Tara le reconnaît immédiatement. Ce sourire édenté est son œuvre, de même que la contusion qui mange la moitié de son visage taillé à la serpe.
Pourquoi ne les a-t-elle pas simplement tués ?
Pourquoi n'a-t-elle pas simplement fui avec Mike ?
Pourquoi a-t-elle voulu obéir à son instinct ?
Trop de questions résonnent dans son esprit alors qu'un premier coup la cueille à la rate. Elle ne bronche pas malgré la douleur.
Se complaire dans le mutisme a toujours été une seconde nature chez elle. Ce n'est qu'en intégrant le bataillon qu'elle est parvenue à chasser cette vieille habitude. Parce qu'échanger quelques paroles avec Mike suffisait à la rendre heureuse.
Son esprit s'accroche à une pensée tandis qu'un second coup lui coupe le souffle : Mike est en sécurité. Elle le sent au plus profond d'elle-même, et c'est tout ce qui compte alors même que le craquement funeste de l'une de ses côtes se fait entendre dans les geôles.
Il ne risque plus rien.
Elle se le répète alors que le sang coule à présent sur son visage, empruntant un chemin auparavant parcouru par des larmes. La douleur n'est que passagère, elle le sait parfaitement. Peu importe le nombre de coups qu'elle recevra, elle se relèvera comme elle l'a toujours fait.
Il ne risque plus rien.
L'homme attrape ses cheveux déjà malmenés, l'oblige à le dévisager.

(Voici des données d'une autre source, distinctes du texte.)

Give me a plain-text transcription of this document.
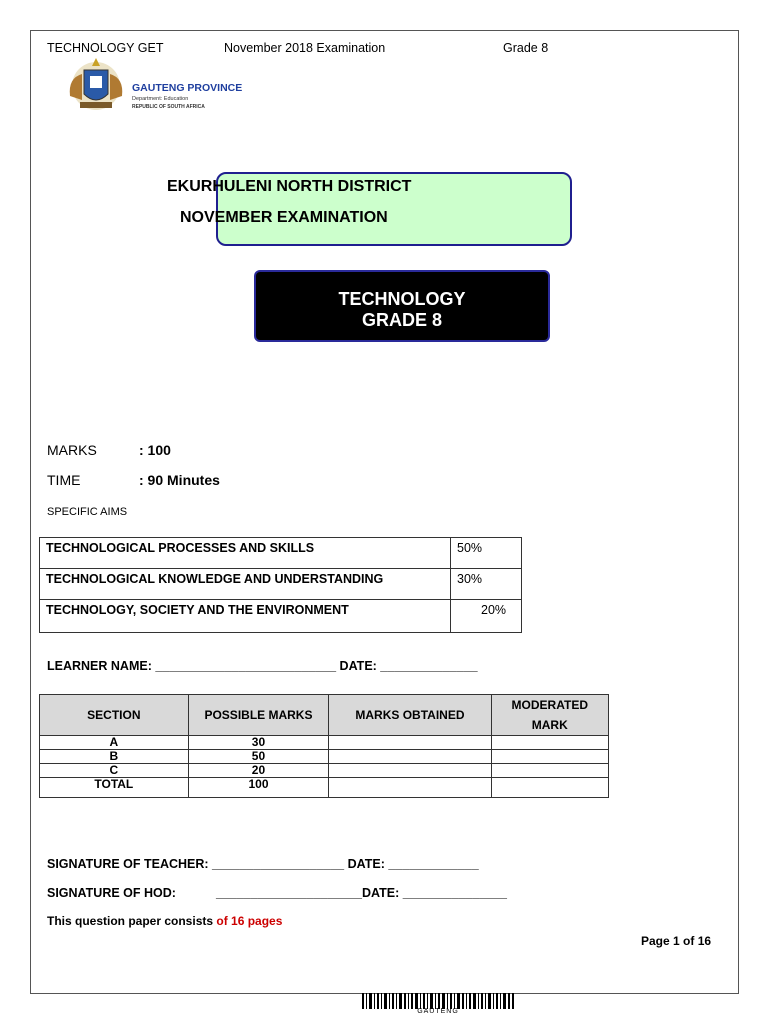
TECHNOLOGY GET	November 2018 Examination	Grade 8
GAUTENG PROVINCE
Department: Education
REPUBLIC OF SOUTH AFRICA
EKURHULENI NORTH DISTRICT
NOVEMBER EXAMINATION
TECHNOLOGY
GRADE 8
MARKS	: 100
TIME	: 90 Minutes
SPECIFIC AIMS
TECHNOLOGICAL PROCESSES AND SKILLS	50%
TECHNOLOGICAL KNOWLEDGE AND UNDERSTANDING	30%
TECHNOLOGY, SOCIETY AND THE ENVIRONMENT	20%
LEARNER NAME: __________________________ DATE: ______________
SECTION	POSSIBLE MARKS	MARKS OBTAINED	MODERATED MARK
A	30		
B	50		
C	20		
TOTAL	100		
SIGNATURE OF TEACHER: ___________________ DATE: _____________
SIGNATURE OF HOD:	_____________________DATE: _______________
This question paper consists of 16 pages
Page 1 of 16
GAUTENG
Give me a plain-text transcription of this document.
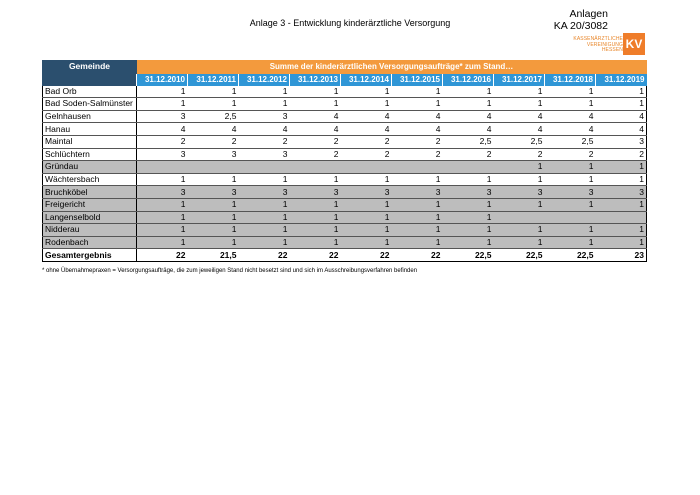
Anlage 3 - Entwicklung kinderärztliche Versorgung
Anlagen
KA 20/3082
KASSENÄRZTLICHE
VEREINIGUNG
HESSEN KV
Gemeinde	Summe der kinderärztlichen Versorgungsaufträge* zum Stand…									
	31.12.2010	31.12.2011	31.12.2012	31.12.2013	31.12.2014	31.12.2015	31.12.2016	31.12.2017	31.12.2018	31.12.2019
Bad Orb	1	1	1	1	1	1	1	1	1	1
Bad Soden-Salmünster	1	1	1	1	1	1	1	1	1	1
Gelnhausen	3	2,5	3	4	4	4	4	4	4	4
Hanau	4	4	4	4	4	4	4	4	4	4
Maintal	2	2	2	2	2	2	2,5	2,5	2,5	3
Schlüchtern	3	3	3	2	2	2	2	2	2	2
Gründau								1	1	1
Wächtersbach	1	1	1	1	1	1	1	1	1	1
Bruchköbel	3	3	3	3	3	3	3	3	3	3
Freigericht	1	1	1	1	1	1	1	1	1	1
Langenselbold	1	1	1	1	1	1	1			
Nidderau	1	1	1	1	1	1	1	1	1	1
Rodenbach	1	1	1	1	1	1	1	1	1	1
Gesamtergebnis	22	21,5	22	22	22	22	22,5	22,5	22,5	23
* ohne Übernahmepraxen = Versorgungsaufträge, die zum jeweiligen Stand nicht besetzt sind und sich im Ausschreibungsverfahren befinden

« Je vais te faire vivre un enfer. »
Que sait-il de l'enfer ? Lui qui vit tranquillement à l'abri des murs ? Que sait-il de la monstruosité abritée par ce monde ? Que sait-il de l'horreur qui se cache sous le voile abîmé qu'est leur société ?
Qu'a-t-il connu, si ce n'est le confort d'une classe privilégiée ?
Lorsqu'elle croise enfin son regard, elle comprend.
La monstruosité ne se trouve pas forcément là où l'on peut s'y attendre.
L'enfer non plus.
Cet homme n'a plus rien d'humain lorsqu'il pose une main avide de chair sur sa peau tuméfiée. Son rire gras devient halètement pervers à mesure qu'il arrache les haillons recouvrant le corps de la soldate.
Une larme se mêle au sang, unique.
Elle voudrait hurler.
Les appeler à l'aide.
Leur rappeler qu'elle aussi, elle peut s'effondrer.
Des ongles sales raclent sa peau hâlée, les quelques dents restantes écorchent son épiderme.
Elle ne hurle pas.
Il est partout à la fois, massacrant son corps à coups de caresses et de baisers maudits.
Seul son silence règne.
L'homme ne pourra pas plaider la folie : il savoure ses actes, se délecte de son intrusion. La résignation dans le regard de la soldate est le plus beau des cadeaux.
Seul son désespoir résonne entre les murs de sa cellule.
Il brisera cette femme, fera de son corps une épave.
Parole de soldat des Brigades Spéciales.
Seule sa peur emplit l'air.
« Torturer la femme d'un haut gradé du Bataillon d'Exploration vous coûtera cher. »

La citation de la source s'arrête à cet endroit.